Fredman copyAfter the successful defense of his PhD dissertation on June 16, 2016, Zach Fredman has accepted a fellowship at Nanyang Technological University in Singapore. Of his dissertation, Fredman writes,

My dissertation, “From Allies to Occupiers: Living with the U.S. Military in Wartime China, 1941-1945,” investigates the U.S. military presence in World War II-era China, Americans’ first attempt to forge a nominally equal military alliance with a non-Western nation. Drawing on overlooked Chinese and English-language sources from archives in six countries, it recasts how we view that relationship.
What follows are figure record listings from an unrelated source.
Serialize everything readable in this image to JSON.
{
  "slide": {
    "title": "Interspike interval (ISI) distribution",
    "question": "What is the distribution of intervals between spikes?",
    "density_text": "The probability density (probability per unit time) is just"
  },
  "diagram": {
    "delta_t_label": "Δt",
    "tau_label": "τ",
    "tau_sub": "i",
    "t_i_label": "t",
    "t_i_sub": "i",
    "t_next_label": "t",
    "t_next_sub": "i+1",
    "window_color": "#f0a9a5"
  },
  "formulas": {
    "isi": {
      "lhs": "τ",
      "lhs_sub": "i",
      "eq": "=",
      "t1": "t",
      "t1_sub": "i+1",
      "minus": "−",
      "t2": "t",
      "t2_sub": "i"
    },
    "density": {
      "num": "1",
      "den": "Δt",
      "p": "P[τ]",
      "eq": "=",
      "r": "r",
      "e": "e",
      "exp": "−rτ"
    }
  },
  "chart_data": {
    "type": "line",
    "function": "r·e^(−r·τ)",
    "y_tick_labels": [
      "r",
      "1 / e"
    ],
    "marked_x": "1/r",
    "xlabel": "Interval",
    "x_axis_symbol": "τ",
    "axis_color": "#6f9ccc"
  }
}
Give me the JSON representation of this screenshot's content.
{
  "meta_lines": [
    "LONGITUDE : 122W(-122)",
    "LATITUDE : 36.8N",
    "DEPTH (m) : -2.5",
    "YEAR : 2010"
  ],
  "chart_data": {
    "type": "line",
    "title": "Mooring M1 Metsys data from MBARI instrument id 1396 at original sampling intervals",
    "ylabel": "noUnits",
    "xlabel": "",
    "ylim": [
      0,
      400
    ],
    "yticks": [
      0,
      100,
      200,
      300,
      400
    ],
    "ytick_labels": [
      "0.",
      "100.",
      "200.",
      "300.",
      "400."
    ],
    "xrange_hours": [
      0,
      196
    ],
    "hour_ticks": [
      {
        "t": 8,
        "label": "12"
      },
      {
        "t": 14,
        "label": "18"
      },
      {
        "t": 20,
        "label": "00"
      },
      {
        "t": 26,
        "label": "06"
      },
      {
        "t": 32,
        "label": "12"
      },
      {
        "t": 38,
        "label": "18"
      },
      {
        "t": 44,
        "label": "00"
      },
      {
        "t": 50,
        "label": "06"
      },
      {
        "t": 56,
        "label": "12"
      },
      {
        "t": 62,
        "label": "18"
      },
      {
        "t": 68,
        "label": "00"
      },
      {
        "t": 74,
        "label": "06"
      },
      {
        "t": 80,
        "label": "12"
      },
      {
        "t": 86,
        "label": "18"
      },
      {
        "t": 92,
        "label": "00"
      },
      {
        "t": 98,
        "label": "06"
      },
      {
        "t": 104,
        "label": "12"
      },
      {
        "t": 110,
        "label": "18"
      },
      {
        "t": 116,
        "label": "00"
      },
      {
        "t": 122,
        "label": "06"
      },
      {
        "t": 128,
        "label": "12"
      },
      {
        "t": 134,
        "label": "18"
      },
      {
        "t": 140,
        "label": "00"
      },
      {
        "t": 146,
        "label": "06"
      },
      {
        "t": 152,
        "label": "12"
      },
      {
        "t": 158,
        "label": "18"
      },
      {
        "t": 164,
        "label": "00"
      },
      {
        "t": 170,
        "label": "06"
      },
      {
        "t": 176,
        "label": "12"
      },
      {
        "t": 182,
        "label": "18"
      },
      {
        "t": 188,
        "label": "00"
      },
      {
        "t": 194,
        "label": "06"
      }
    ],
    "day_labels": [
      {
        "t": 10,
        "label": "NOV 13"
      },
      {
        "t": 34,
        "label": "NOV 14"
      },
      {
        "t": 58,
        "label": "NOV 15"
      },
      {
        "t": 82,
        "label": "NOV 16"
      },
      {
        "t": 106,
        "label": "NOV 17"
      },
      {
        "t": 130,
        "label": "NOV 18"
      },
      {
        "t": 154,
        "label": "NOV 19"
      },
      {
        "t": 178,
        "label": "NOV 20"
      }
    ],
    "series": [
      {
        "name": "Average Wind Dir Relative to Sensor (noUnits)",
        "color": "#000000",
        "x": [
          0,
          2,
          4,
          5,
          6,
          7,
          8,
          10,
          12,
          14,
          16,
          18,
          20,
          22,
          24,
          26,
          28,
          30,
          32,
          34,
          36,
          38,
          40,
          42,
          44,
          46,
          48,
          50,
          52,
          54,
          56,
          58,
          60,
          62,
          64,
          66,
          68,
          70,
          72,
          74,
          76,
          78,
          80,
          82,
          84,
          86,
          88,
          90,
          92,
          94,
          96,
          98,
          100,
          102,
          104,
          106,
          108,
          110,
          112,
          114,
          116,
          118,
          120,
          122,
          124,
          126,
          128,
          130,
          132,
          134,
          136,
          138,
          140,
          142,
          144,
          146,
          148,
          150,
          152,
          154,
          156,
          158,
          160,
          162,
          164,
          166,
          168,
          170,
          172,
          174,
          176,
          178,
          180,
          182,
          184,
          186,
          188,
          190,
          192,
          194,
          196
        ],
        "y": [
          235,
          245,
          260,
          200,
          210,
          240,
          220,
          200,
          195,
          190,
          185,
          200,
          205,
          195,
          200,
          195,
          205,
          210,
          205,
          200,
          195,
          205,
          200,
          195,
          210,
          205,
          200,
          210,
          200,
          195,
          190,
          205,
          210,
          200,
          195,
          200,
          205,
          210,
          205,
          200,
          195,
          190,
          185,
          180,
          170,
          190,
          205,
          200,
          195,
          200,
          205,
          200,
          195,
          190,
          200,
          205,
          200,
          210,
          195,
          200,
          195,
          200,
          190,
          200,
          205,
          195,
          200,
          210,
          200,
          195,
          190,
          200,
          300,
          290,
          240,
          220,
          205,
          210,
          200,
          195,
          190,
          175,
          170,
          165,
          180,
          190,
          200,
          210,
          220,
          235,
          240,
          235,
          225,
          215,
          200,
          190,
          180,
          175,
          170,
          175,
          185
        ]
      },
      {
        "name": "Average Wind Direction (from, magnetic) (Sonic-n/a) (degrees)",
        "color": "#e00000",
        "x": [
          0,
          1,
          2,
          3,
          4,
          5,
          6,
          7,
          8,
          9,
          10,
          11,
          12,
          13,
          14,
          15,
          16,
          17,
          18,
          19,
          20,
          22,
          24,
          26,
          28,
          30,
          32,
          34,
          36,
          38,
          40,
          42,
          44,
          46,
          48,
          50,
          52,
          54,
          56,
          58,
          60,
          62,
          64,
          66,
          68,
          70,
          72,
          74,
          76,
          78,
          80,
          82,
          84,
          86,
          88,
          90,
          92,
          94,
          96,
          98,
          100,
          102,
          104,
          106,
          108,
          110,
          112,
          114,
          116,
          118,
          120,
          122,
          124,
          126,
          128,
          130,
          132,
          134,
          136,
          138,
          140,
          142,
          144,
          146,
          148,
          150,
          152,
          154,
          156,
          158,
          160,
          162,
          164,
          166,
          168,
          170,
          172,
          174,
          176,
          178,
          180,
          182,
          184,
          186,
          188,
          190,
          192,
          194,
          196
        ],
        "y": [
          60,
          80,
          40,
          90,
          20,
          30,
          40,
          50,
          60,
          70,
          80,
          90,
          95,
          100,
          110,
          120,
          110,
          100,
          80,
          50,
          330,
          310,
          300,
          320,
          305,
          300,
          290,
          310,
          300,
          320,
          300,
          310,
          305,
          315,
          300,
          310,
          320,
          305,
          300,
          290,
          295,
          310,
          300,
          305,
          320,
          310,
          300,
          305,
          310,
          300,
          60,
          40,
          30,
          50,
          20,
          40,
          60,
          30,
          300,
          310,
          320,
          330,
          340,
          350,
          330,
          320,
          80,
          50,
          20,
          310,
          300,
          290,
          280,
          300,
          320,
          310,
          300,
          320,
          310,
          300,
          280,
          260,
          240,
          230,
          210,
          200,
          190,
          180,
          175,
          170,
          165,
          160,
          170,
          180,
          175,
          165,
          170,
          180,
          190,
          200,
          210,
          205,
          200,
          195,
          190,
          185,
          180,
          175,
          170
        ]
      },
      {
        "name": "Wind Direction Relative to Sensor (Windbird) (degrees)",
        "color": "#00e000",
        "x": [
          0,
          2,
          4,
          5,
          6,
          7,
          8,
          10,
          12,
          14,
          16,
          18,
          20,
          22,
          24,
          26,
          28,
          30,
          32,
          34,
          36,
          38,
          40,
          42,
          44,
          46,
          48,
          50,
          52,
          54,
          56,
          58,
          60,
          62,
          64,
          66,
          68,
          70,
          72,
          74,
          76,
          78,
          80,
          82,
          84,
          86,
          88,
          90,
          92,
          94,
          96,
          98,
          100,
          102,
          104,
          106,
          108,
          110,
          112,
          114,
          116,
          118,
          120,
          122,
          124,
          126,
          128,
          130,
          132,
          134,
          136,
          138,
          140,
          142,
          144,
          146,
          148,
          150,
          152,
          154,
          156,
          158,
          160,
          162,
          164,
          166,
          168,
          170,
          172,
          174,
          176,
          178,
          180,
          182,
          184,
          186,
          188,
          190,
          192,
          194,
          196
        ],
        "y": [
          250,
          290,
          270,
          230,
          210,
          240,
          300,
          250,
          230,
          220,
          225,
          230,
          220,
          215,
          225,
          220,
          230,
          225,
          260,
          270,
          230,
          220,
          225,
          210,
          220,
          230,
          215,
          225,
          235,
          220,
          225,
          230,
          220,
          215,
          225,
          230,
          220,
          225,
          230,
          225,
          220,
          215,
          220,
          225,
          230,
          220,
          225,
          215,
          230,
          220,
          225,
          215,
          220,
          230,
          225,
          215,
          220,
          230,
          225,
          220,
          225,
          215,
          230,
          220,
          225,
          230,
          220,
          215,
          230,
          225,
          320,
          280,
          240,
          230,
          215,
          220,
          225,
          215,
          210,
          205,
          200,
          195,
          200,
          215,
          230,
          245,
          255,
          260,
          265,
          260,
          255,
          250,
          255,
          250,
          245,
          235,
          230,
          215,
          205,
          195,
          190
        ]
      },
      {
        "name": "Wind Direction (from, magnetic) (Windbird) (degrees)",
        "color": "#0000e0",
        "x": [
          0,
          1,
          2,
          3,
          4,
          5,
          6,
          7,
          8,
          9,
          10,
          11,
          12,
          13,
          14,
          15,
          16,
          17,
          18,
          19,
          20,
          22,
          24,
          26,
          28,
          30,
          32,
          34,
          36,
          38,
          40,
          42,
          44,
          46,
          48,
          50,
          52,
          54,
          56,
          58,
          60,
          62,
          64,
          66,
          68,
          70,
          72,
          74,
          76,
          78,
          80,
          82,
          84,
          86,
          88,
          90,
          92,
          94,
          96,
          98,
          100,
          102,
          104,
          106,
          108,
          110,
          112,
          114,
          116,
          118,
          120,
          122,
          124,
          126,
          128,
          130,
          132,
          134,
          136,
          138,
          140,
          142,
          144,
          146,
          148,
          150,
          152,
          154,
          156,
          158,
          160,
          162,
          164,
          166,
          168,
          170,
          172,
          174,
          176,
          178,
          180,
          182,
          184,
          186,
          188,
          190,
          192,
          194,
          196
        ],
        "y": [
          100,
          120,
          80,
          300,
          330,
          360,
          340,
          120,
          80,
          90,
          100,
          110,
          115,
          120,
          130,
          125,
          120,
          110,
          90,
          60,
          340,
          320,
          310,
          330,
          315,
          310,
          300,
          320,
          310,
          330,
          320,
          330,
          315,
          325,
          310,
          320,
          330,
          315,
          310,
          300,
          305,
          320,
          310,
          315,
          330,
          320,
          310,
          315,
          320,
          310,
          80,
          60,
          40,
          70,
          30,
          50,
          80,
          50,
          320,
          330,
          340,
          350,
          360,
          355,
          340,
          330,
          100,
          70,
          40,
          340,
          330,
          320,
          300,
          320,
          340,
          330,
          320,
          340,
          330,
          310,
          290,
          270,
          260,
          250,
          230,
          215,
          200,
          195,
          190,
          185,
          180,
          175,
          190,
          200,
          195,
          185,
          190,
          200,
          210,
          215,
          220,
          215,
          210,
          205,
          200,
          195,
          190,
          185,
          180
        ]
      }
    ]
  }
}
Other studies attribute the wartime deterioration of Chinese-American relations to the contentious relationship between Chinese President Chiang Kai-shek and U.S. General Joseph Stilwell, or to conflicting wartime and postwar strategic aims. This study, by contrast, shows how the success and failures of the alliance turned upon the actions of a far larger cast of characters: GIs and Chinese soldiers, ordinary civilians, interpreters, hostel workers, farmers, prostitutes, thieves, bandits, and smugglers. It argues that the power asymmetries between these various actors permeated all levels of Sino-American interaction, undermining the Guomindang government, stoking American feelings of superiority, exacerbating Chinese sensitivities about unequal treatment, and making these allies into adversaries even after Stilwell left China but also long before Cold War animosities solidified.